I laugh. “Not likely.”
“Careful, Grayson. You’ll hurt my feelings.”
I nudge her on purpose, her stance holding strong against my battery. “Not likely, Liv.”
“Grayson!” Fren calls from the bottom of the stairs. “Liv!”
We turn to wait for him on the first landing as he takes the steps two at a time. He’s smiling and flushed when he reaches us, a small bag in his hand that he passes off to Liv. She fumbles for it, her blindness making it tough for her to find it.
“What is this?” she asks curiously.
“A surprise from Karina.”
“Really?” she asks suspiciously. “From Karina?”
“Yep. And you’re gonna need it. We’re going swimming.”
Liv’s face fades. “Oh.”
“Right now?” I ask.
Fren nods. “Yeah. The entire first shift is going down to the hot springs. Karina and her girls from the L are off too. They’re meeting us down there in half an hour.”
I shake my head. “I don’t know if I can go.”

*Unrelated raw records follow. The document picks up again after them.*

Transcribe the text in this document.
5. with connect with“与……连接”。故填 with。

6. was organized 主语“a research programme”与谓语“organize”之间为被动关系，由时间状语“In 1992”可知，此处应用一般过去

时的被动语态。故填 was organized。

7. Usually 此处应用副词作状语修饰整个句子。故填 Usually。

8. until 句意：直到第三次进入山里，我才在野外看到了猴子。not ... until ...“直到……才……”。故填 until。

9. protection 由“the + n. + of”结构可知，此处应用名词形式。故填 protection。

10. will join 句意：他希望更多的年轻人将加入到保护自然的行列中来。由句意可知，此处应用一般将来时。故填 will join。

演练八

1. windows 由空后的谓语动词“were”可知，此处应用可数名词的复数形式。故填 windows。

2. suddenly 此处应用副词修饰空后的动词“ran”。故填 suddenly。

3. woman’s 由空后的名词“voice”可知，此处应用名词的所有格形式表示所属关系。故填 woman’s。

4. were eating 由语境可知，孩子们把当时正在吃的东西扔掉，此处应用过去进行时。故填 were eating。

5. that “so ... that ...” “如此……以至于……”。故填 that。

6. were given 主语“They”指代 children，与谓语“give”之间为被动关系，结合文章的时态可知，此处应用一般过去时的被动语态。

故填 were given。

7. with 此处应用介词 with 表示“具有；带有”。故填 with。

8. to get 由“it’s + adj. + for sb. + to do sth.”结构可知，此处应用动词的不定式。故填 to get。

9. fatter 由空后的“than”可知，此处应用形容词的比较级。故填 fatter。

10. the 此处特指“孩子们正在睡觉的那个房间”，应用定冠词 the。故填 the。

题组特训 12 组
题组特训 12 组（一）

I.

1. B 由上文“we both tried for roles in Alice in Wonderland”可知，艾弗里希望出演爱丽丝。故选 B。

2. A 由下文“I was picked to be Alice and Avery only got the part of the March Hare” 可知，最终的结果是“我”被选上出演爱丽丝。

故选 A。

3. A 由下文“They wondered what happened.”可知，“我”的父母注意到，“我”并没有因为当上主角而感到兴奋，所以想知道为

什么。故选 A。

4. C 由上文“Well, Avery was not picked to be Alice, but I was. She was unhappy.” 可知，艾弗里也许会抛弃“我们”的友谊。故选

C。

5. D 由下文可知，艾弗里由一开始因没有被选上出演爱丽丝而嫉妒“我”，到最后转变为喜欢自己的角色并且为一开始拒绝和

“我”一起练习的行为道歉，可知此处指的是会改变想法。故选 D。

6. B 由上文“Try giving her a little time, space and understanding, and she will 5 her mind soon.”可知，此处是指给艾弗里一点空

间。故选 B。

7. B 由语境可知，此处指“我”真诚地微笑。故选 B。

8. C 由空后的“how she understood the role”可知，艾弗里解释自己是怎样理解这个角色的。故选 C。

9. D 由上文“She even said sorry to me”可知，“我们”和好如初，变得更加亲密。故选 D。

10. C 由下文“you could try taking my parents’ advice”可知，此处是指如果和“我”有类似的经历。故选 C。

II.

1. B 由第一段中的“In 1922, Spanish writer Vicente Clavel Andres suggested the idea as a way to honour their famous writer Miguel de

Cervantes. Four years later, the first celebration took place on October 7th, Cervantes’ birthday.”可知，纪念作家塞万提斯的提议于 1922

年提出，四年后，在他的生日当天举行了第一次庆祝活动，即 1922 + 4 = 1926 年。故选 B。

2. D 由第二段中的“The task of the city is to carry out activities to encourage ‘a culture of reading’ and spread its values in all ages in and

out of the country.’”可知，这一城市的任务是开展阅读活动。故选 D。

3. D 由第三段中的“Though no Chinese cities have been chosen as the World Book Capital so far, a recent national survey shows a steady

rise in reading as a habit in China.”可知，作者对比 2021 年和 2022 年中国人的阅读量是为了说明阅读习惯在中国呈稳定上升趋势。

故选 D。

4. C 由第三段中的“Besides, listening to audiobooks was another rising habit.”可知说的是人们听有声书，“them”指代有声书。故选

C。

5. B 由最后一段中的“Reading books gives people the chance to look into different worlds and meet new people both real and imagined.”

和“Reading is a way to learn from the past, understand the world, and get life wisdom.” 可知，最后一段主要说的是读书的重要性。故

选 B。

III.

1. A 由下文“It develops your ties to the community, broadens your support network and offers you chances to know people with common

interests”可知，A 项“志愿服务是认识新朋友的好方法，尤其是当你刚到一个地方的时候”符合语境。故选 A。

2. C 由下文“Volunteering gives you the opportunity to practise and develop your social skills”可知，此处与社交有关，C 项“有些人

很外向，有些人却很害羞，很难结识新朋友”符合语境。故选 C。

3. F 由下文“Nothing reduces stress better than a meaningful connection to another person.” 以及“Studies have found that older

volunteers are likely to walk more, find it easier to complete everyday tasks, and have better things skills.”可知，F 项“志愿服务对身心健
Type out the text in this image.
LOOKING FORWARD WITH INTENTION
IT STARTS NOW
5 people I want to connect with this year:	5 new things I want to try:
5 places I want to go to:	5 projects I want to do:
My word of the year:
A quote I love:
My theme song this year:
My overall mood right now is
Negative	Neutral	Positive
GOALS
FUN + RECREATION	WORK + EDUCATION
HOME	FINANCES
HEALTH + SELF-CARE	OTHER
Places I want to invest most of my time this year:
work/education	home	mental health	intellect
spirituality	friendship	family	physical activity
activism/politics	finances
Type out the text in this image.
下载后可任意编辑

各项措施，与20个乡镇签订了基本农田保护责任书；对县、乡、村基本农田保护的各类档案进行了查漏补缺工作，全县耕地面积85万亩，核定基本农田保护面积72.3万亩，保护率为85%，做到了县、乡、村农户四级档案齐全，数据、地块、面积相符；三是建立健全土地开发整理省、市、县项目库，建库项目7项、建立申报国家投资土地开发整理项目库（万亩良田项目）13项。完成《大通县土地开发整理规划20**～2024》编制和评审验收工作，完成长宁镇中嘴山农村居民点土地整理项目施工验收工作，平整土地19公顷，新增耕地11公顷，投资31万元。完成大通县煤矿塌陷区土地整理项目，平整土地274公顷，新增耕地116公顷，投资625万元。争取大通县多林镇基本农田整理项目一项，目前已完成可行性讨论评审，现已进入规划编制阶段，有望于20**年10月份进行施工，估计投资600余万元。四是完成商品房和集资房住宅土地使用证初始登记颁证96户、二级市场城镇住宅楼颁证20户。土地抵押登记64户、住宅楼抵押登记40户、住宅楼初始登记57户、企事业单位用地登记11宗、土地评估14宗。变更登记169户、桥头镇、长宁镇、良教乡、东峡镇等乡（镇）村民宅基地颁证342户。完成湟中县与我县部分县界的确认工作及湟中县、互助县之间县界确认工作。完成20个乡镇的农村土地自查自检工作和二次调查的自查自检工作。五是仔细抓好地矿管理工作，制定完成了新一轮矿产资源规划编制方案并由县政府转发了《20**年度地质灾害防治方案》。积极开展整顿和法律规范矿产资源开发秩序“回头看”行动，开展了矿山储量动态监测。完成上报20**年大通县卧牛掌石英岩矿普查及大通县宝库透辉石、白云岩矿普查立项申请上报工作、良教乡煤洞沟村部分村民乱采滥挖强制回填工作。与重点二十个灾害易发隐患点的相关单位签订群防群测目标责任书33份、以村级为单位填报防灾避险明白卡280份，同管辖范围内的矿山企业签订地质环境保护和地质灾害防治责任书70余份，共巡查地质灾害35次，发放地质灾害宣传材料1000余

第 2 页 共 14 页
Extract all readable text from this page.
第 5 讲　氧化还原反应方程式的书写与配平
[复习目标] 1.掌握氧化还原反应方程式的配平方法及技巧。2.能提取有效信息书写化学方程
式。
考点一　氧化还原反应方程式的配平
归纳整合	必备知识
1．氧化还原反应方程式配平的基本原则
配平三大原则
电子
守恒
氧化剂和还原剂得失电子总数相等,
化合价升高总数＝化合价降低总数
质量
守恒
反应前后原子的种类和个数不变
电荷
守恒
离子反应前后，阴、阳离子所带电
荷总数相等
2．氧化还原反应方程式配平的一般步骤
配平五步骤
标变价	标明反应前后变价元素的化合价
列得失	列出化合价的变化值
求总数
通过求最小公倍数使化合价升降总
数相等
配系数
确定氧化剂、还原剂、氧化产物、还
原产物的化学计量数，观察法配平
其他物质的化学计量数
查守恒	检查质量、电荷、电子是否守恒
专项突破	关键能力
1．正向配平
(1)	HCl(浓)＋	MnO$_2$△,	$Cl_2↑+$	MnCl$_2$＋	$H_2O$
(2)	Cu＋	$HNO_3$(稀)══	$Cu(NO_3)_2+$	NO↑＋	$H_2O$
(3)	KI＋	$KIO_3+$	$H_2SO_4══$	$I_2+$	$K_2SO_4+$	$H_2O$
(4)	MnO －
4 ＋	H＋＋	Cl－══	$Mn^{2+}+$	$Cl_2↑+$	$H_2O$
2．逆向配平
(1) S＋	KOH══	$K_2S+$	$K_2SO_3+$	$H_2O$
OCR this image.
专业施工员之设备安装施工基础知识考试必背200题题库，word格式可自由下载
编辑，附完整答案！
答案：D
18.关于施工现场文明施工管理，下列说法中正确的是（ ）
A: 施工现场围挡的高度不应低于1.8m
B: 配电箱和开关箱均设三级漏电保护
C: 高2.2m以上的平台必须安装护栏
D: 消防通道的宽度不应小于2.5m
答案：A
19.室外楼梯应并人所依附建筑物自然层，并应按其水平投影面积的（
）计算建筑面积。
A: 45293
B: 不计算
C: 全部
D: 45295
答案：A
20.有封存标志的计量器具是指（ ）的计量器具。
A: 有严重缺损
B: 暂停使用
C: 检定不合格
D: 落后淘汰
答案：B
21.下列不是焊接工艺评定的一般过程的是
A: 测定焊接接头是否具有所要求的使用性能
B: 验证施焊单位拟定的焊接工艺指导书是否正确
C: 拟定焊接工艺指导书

“Come on. You don’t have a post to stick to. Well, except for wherever she goes. But if she’s going then that means you’re going.”
I look at Liv, trying to hide my eagerness. The idea of an evening off, even if I’m still technically ‘on’, is too good to pass up. I could use the break from the monotony of wake up, work at the hospital, train Liv, eat an awkward dinner while the entire city stares at her, and sleep. Wash. Rinse. Relive. Over and over again.